Am Flughafen Hannover beeinträchtigte der Warnstreik den Verkehr während der weltgrößten Computermesse CeBIT erheblich. "Maschinen können landen, aber nicht abfliegen", sagte ein Flughafensprecher. Fluggäste müssten mit stundenlangen Verspätungen rechnen. An den nordrhein-westfälischen Flughäfen legten nach Gewerkschaftsangaben insgesamt 650 Mitarbeiter aus den Bereichen Flugsicherheit, Sicherheitsdienst, Gepäckabfertigung, Feuerwehr und Bundespolizei die Arbeit nieder. Die Reisenden reagierten zumeist mit großem Verständnis auf die Verspätungen.
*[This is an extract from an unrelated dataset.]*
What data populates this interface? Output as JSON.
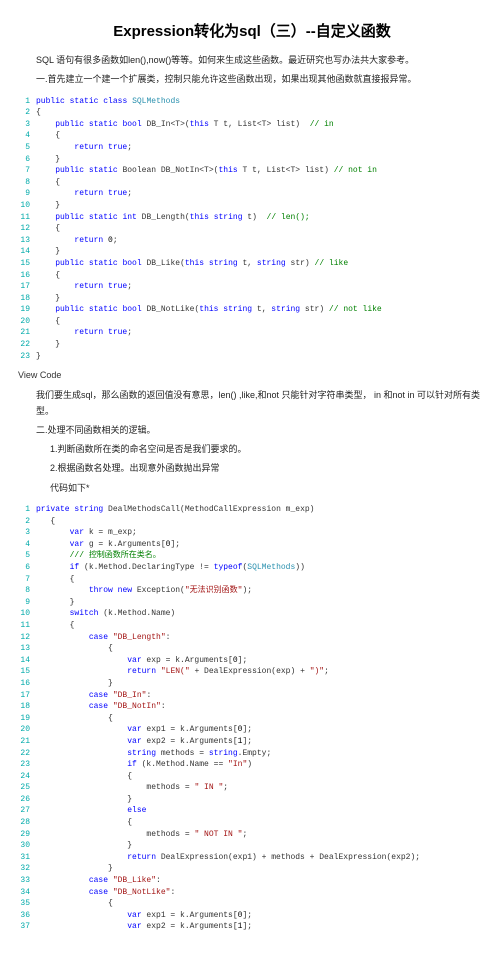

In Rheinland-Pfalz begannen großflächige Warnstreiks im Nahverkehr. In Mainz, Ludwigshafen, Trier und Kaiserslautern legten Beschäftigte im Nahverkehr und von Kliniken und Entsorgungsbetrieben die Arbeit nieder. Insgesamt rechnete ver.di landesweit mit rund 5500 Teilnehmern an den Warnstreiks.
Mindestens 200 Euro mehr
Mit den massiven Warnstreiks an den Flughäfen und im öffentlichen Nahverkehr wollen die Gewerkschaften einen Tag vor dem Beginn der nächsten Verhandlungsrunde in Potsdam den Druck auf die Arbeitgeber erhöhen. Ver.di und die dbb Tarifunion verlangen für die bundesweit 1,3 Millionen Tarifangestellten des Bundes und der Kommunen acht Prozent mehr Geld, mindestens aber 200 Euro im Monat. Die Arbeitgeber boten bislang fünf Prozent, allerdings verteilt auf zwei Jahre und bei einer Verlängerung der Wochenarbeitszeit.
Noch eins drauf
Von Montag an müssen sich Millionen Bahn-Reisende auf unbefristete Streiks gefasst machen. Die Lokführergewerkschaft GDL kündigte einen erneuten Arbeitskampf an, um die Unterschrift des Bahn-Konzerns unter den ausgehandelten Tarifvertrag mit elf Prozent Einkommensplus zu erzwingen.